Drone policy implemented by the Department of the Interior means it will temporarily ground its drone program while it ensures that “cybersecurity, technology and domestic production concerns are adequately addressed.”
DJI has rebuffed this claim, commenting on how the decision is actually a flawed approach to security.
In a statement, a spokesperson for DJI the decision “inappropriately treats a technology’s country of origin as a litmus test for its performance, security and reliability.”
Commenting on the decision in a more in-depth piece online, DJI sets the scene for how important it sees its drones in helping the DOI.
It explains: “In its broad mission to effectively manage over 500 million acres of land across the United States and its territories, the Department of the Interior has in recent years turned to drone technology to help get the job done.”
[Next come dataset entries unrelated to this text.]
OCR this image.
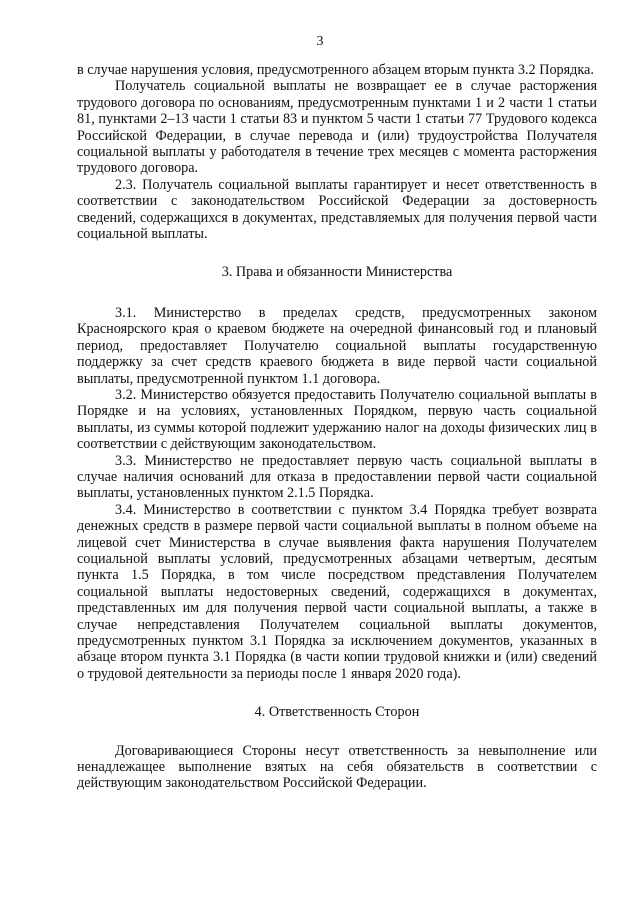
3

в случае нарушения условия, предусмотренного абзацем вторым пункта 3.2 Порядка.

Получатель социальной выплаты не возвращает ее в случае расторжения трудового договора по основаниям, предусмотренным пунктами 1 и 2 части 1 статьи 81, пунктами 2–13 части 1 статьи 83 и пунктом 5 части 1 статьи 77 Трудового кодекса Российской Федерации, в случае перевода и (или) трудоустройства Получателя социальной выплаты у работодателя в течение трех месяцев с момента расторжения трудового договора.

2.3. Получатель социальной выплаты гарантирует и несет ответственность в соответствии с законодательством Российской Федерации за достоверность сведений, содержащихся в документах, представляемых для получения первой части социальной выплаты.

3. Права и обязанности Министерства

3.1. Министерство в пределах средств, предусмотренных законом Красноярского края о краевом бюджете на очередной финансовый год и плановый период, предоставляет Получателю социальной выплаты государственную поддержку за счет средств краевого бюджета в виде первой части социальной выплаты, предусмотренной пунктом 1.1 договора.

3.2. Министерство обязуется предоставить Получателю социальной выплаты в Порядке и на условиях, установленных Порядком, первую часть социальной выплаты, из суммы которой подлежит удержанию налог на доходы физических лиц в соответствии с действующим законодательством.

3.3. Министерство не предоставляет первую часть социальной выплаты в случае наличия оснований для отказа в предоставлении первой части социальной выплаты, установленных пунктом 2.1.5 Порядка.

3.4. Министерство в соответствии с пунктом 3.4 Порядка требует возврата денежных средств в размере первой части социальной выплаты в полном объеме на лицевой счет Министерства в случае выявления факта нарушения Получателем социальной выплаты условий, предусмотренных абзацами четвертым, десятым пункта 1.5 Порядка, в том числе посредством представления Получателем социальной выплаты недостоверных сведений, содержащихся в документах, представленных им для получения первой части социальной выплаты, а также в случае непредставления Получателем социальной выплаты документов, предусмотренных пунктом 3.1 Порядка за исключением документов, указанных в абзаце втором пункта 3.1 Порядка (в части копии трудовой книжки и (или) сведений о трудовой деятельности за периоды после 1 января 2020 года).

4. Ответственность Сторон

Договаривающиеся Стороны несут ответственность за невыполнение или ненадлежащее выполнение взятых на себя обязательств в соответствии с действующим законодательством Российской Федерации.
Adding: “The DOI’s fleet of 810 civilian drones – only about 20 percent of which are DJI products – is the largest in the federal government and has become a trusted, invaluable resource for the agency. In 2018 alone, the DOI flew more than 10,000 drone missions to support everything from surveying migrating birds to fighting wildfires.”
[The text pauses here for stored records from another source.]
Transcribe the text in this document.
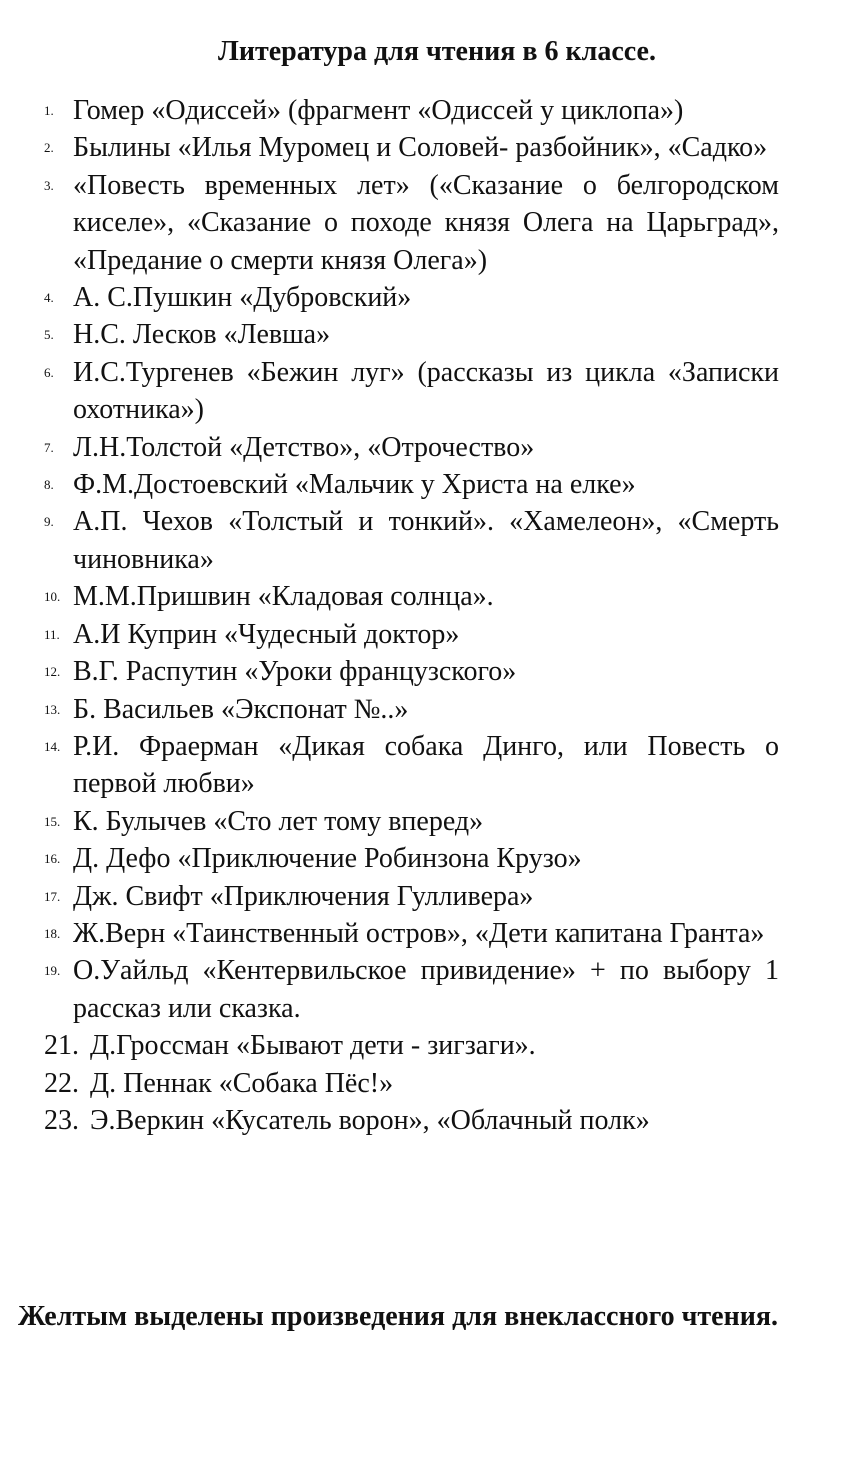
Литература для чтения в 6 классе.
1. Гомер «Одиссей» (фрагмент «Одиссей у циклопа»)
2. Былины «Илья Муромец и Соловей- разбойник», «Садко»
3. «Повесть временных лет» («Сказание о белгородском киселе», «Сказание о походе князя Олега на Царьград», «Предание о смерти князя Олега»)
4. А. С.Пушкин «Дубровский»
5. Н.С. Лесков «Левша»
6. И.С.Тургенев «Бежин луг» (рассказы из цикла «Записки охотника»)
7. Л.Н.Толстой «Детство», «Отрочество»
8. Ф.М.Достоевский «Мальчик у Христа на елке»
9. А.П. Чехов «Толстый и тонкий». «Хамелеон», «Смерть чиновника»
10. М.М.Пришвин «Кладовая солнца».
11. А.И Куприн «Чудесный доктор»
12. В.Г. Распутин «Уроки французского»
13. Б. Васильев «Экспонат №..»
14. Р.И. Фраерман «Дикая собака Динго, или Повесть о первой любви»
15. К. Булычев «Сто лет тому вперед»
16. Д. Дефо «Приключение Робинзона Крузо»
17. Дж. Свифт «Приключения Гулливера»
18. Ж.Верн «Таинственный остров», «Дети капитана Гранта»
19. О.Уайльд «Кентервильское привидение» + по выбору 1 рассказ или сказка.
21. Д.Гроссман «Бывают дети - зигзаги».
22. Д. Пеннак «Собака Пёс!»
23. Э.Веркин «Кусатель ворон», «Облачный полк»

Желтым выделены произведения для внеклассного чтения.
Then, referencing the most recent decision, it went on: “That’s why we’re troubled by a new department policy that takes aim at drone technology. According to the policy, DOI employees can no longer fly drones made by foreign-owned companies or those made with foreign-manufactured components, with undefined cybersecurity concerns as the sole rationale.”
“This policy has grounded the DOI’s entire drone program and all of the benefits that come with it. It is an alarming, politically driven decision that puts lives and property at risk. The U.S. government’s concerns about DJI drones have little to do with security and are instead part of a politically-motivated agenda.”
“First and foremost, the concerns raised by the agency regarding cybersecurity are not grounded in reality. As we said last year, we worked diligently with DOI officials, who themselves worked with independent cybersecurity professionals and experts at NASA over the course of 15 months to create a safe and secure drone solution that met DOI’s rigorous requirements.”
Adding: “The result of this collaboration was our Government Edition (GE) solution which provides additional safeguards so drone data is not intentionally or accidentally shared with unauthorized parties. Just a few months later, at the request of the Department of Homeland Security, our GE drones were independently evaluated a second time by the Department of Energy’s Idaho National Lab, which also found no areas of concern related to data leakage. Moreover, the vast majority of DOI missions are obviously not sensitive in the first place.”
The manufacturer went on to express its disappointment at how it believes the decision is politically motivated.
The article continues: “The DOI’s country of origin benchmark for security is ineffective and politically motivated, and ultimately does not address any real problem. It is not unreasonable for any government to prefer to buy products produced in its own country, but that sentiment simply doesn’t reflect the realities of today’s global technology supply chain. By the DOI’s own admission, all of the more than 800 drones it has procured are made in China or have components made there, including drones from companies headquartered in the US and Europe.
“Therefore, following its own policy to its logical conclusion would mean that the agency plans on keeping these drones grounded indefinitely, wasting the millions of dollars spent on procuring them. This policy might also require a restriction on other equipment used across DOI. How many DOI employees use smartphones, laptops, tablets, radios, weather monitors, cameras and other electronic equipment containing Chinese components in their jobs?”
This comment could point toward the ongoing issue with telecommunications equipment firm, Huawei, which is having a long running dispute with the US and a number of countries over data security.
In conclusion, DJI called for the DOI to look at the financials involved.
It detailed: “In 2018 alone, drones saved an estimated $14.8 million over the cost of traditional ground-based methods. According to a DOI official, using a drone rather than a traditional approach can allow the DOI to perform a task in one-seventh the time, at one-tenth the cost.
“The DOI estimates that drones have saved $50 million just by detecting wildfires early, giving them time to protect critical land and infrastructure that may have otherwise been lost.”